As Elon Musk decided to launch a counter lawsuit in the aftermath of him walking away from the proposed $ 44 billion takeover deal, the conflict between him and social media platform Twitter continued to brew. Following the order from the Delaware court of chancery to begin the trial regarding his decision, Musk and his lawyers decided to file the lawsuit. Musk decided to back out of the deal following allegations that around 20 per cent of users on Twitter are fake.
Twitter sued Musk and his company a few days after the decision for backing out of the deal and using the issue of fake users as a “distraction”. While Musk accused Twitter of misrepresenting facts during the deal, the company maintained that they had provided absolute transparency to Musk.

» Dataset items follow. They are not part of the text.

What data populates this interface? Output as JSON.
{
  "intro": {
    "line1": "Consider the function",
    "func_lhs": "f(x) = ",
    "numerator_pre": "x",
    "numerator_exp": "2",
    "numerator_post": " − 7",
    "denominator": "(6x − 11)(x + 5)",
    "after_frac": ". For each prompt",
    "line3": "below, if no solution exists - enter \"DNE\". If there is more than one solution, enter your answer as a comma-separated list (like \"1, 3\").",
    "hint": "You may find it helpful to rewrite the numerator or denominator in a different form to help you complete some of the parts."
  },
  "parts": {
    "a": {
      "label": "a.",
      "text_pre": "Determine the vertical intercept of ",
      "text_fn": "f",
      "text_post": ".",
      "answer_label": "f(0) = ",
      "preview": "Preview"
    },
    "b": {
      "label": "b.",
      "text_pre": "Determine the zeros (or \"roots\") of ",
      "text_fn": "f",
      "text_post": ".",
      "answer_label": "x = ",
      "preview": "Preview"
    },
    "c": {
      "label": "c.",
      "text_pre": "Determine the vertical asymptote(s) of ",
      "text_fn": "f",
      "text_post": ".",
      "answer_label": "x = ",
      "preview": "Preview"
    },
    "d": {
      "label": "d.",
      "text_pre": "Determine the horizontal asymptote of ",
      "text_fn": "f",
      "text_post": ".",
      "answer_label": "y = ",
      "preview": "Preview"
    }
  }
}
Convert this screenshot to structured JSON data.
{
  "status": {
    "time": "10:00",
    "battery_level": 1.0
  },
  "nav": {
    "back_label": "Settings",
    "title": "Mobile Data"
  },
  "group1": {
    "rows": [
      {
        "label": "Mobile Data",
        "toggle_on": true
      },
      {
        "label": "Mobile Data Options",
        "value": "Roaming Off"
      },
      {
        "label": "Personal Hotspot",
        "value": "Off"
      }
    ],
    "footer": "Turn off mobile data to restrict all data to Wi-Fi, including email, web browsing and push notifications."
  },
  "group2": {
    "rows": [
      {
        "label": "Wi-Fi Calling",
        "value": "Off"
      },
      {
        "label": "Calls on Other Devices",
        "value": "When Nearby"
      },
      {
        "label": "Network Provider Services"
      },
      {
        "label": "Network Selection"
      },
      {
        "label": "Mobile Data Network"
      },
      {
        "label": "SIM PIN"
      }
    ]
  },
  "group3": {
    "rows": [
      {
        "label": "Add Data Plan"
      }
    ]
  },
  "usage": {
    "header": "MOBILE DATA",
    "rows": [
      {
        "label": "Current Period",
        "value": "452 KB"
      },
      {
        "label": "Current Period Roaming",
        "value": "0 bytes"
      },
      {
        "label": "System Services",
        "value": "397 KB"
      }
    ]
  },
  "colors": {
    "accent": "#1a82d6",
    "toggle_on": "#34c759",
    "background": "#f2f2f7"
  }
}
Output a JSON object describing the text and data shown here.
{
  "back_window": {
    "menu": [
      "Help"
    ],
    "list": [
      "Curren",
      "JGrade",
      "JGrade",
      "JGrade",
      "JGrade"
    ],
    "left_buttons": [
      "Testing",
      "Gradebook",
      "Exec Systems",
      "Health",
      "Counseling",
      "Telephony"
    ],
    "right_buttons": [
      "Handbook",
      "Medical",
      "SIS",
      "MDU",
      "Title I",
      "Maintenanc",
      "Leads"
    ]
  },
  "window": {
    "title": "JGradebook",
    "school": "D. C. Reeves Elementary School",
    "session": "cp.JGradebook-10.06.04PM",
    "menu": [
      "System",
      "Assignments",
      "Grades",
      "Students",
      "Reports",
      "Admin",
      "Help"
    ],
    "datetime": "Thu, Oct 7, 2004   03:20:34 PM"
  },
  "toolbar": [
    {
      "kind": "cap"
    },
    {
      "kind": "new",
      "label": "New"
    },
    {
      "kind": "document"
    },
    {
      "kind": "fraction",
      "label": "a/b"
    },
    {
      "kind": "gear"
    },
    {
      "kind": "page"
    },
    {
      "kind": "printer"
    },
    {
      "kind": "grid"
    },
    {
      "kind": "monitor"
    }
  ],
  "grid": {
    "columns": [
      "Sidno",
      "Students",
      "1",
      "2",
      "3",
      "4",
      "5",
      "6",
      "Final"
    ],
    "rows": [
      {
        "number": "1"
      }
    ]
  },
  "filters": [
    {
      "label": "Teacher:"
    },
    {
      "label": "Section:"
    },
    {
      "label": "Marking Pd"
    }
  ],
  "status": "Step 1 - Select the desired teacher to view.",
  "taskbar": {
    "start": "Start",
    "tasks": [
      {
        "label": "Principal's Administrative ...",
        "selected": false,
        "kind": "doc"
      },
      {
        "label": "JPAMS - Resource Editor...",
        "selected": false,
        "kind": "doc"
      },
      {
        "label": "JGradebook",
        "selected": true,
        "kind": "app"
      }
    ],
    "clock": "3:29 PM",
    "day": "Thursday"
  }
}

The initial agreement between the two parties also stated that if any side decides to back out of the deal, it will have to pay $1 billion. However, Musk has refused to pay the amount citing the reasons behind his decision and that is another of the demands named in Twitter’s lawsuit.
In her order, chancellor Kathaleen McCormick of the Delaware court of chancery decided to fast-track the trial with both parties agreeing on October 17 as the starting date. She also said that the decision was taken to reduce Twitter’s risks due to the deal not going through.
“This order does not resolve any specific discovery disputes, including the propriety of any requests for large data sets,” said McCormick in her order, according to Reuters.